Department of Food Science and Technology, The Ohio State University, 110 Parker Food Science and Technology Building, 2015 Fyffe Road, Columbus, OH 43210, USA.
Department of Nutrition and Dietetics, Bayburt University, 69000 Bayburt, Turkey.
Sensors (Basel). 2020 Jul 3;20(13):3723. doi: 10.3390/s20133723.
Our objective was to develop a rapid technique for the non-invasive profiling and quantification of major tomato carotenoids using handheld Raman spectroscopy combined with pattern recognition techniques. A total of 106 samples with varying carotenoid profiles were provided by the Ohio State University Tomato Breeding and Genetics program and Lipman Family Farms (Naples, FL, USA). Non-destructive measurement from the surface of tomatoes was performed by a handheld Raman spectrometer equipped with a 1064 nm excitation laser, and data analysis was performed using soft independent modelling of class analogy (SIMCA)), artificial neural network (ANN), and partial least squares regression (PLSR) for classification and quantification purposes. High-performance liquid chromatography (HPLC) and UV/visible spectrophotometry were used for profiling and quantification of major carotenoids. Seven groups were identified based on their carotenoid profile, and supervised classification by SIMCA and ANN clustered samples with 93% and 100% accuracy based on a validation test data, respectively. All--lycopene and β-carotene levels were measured with a UV-visible spectrophotometer, and prediction models were developed using PLSR and ANN. Regression models developed with Raman spectra provided excellent prediction performance by ANN (r = 0.9, SEP = 1.1 mg/100 g) and PLSR (r = 0.87, SEP = 2.4 mg/100 g) for non-invasive determination of all--lycopene in fruits. Although the number of samples were limited for β-carotene quantification, PLSR modeling showed promising results (r = 0.99, SECV = 0.28 mg/100 g). Non-destructive evaluation of tomato carotenoids can be useful for tomato breeders as a simple and rapid tool for developing new varieties with novel profiles and for separating orange varieties with distinct carotenoids (high in β-carotene and high in -lycopene).

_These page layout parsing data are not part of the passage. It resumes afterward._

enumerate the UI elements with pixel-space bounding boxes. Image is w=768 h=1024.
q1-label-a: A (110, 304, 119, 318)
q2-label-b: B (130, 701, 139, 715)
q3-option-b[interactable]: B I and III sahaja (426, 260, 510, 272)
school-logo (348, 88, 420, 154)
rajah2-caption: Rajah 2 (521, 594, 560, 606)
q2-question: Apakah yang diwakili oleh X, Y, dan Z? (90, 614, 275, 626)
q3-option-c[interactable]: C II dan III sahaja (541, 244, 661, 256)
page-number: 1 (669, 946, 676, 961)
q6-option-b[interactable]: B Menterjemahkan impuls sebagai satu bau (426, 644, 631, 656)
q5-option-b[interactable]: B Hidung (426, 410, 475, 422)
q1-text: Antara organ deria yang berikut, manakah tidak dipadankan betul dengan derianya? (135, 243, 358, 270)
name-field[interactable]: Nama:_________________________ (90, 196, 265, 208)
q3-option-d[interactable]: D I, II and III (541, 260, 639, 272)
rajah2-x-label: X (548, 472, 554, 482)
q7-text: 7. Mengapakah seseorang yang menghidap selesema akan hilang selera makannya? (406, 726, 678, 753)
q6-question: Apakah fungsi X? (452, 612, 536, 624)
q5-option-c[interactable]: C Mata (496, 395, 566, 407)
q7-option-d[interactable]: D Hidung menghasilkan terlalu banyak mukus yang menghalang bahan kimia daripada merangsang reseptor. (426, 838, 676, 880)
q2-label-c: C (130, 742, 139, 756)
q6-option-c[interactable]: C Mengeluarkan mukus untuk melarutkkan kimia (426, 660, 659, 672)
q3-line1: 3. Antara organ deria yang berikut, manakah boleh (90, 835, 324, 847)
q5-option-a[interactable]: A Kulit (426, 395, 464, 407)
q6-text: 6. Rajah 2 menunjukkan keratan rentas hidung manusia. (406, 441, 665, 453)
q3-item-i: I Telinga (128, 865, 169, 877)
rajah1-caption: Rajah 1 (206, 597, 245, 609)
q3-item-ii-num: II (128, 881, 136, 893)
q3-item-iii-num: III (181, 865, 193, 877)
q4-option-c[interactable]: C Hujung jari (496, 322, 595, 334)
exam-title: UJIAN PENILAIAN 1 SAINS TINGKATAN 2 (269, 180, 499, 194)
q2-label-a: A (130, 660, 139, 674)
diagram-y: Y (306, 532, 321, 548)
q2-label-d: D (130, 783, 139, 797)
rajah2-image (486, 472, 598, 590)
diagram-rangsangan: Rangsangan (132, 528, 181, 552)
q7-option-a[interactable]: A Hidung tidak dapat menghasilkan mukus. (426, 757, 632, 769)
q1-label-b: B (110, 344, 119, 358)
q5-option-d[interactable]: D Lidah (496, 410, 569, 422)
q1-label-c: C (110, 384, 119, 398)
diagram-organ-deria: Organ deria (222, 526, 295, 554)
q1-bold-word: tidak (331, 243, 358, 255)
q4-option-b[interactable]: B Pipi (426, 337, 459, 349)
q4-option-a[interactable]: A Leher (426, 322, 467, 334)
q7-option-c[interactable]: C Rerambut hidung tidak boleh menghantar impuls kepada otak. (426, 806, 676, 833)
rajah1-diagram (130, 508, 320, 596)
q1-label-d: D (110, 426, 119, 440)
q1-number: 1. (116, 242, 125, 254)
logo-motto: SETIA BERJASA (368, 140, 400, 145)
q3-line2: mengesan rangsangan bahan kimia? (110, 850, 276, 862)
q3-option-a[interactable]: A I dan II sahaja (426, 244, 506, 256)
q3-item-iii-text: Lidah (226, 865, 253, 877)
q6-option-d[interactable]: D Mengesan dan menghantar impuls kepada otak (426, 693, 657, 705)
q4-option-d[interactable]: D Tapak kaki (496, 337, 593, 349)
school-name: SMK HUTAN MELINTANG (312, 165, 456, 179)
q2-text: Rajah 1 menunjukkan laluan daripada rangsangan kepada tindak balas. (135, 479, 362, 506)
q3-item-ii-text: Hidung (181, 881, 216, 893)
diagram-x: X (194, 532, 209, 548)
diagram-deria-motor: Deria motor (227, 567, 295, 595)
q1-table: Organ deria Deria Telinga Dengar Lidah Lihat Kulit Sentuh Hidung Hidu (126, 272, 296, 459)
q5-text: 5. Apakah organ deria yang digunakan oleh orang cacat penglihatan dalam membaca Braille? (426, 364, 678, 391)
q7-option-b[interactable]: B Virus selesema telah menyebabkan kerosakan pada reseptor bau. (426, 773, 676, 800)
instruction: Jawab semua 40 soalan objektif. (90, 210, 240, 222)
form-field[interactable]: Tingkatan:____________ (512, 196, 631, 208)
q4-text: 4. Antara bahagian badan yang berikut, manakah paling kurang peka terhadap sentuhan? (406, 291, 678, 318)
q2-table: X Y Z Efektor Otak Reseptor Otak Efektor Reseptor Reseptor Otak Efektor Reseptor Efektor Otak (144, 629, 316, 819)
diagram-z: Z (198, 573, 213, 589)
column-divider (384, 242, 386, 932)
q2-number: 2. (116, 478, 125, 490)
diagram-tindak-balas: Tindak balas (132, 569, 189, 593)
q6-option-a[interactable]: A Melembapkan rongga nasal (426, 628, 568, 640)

我们的目标是开发一种快速技术,使用手持式拉曼光谱结合模式识别技术,对主要的番茄类胡萝卜素进行非侵入式分析和定量。俄亥俄州立大学番茄育种和遗传学项目和利帕曼家族农场(美国佛罗里达州那不勒斯)提供了 106 个具有不同类胡萝卜素特征的样本。通过配备 1064nm 激发激光的手持式拉曼光谱仪对番茄表面进行非破坏性测量,然后使用软独立建模类比法(SIMCA)、人工神经网络(ANN)和偏最小二乘回归(PLSR)进行数据分析,以进行分类和定量。高效液相色谱法(HPLC)和紫外/可见分光光度法用于主要类胡萝卜素的分析和定量。根据类胡萝卜素特征,将 106 个样本分为 7 组,SIMCA 和 ANN 的监督分类准确率分别为 93%和 100%。使用分光光度法测量全-番茄红素和β-胡萝卜素的含量,然后使用 PLSR 和 ANN 建立预测模型。使用拉曼光谱建立的回归模型通过 ANN(r = 0.9,SEP = 1.1mg/100g)和 PLSR(r = 0.87,SEP = 2.4mg/100g)为非侵入式测定果实中的全-番茄红素提供了出色的预测性能。尽管β-胡萝卜素定量的样本数量有限,但 PLSR 模型显示出有希望的结果(r = 0.99,SECV = 0.28mg/100g)。番茄类胡萝卜素的非破坏性评估可作为一种简单快速的工具,用于开发具有新型特征的新品种,并用于分离具有不同类胡萝卜素(β-胡萝卜素和番茄红素含量高)的橙色品种,对番茄育种者很有用。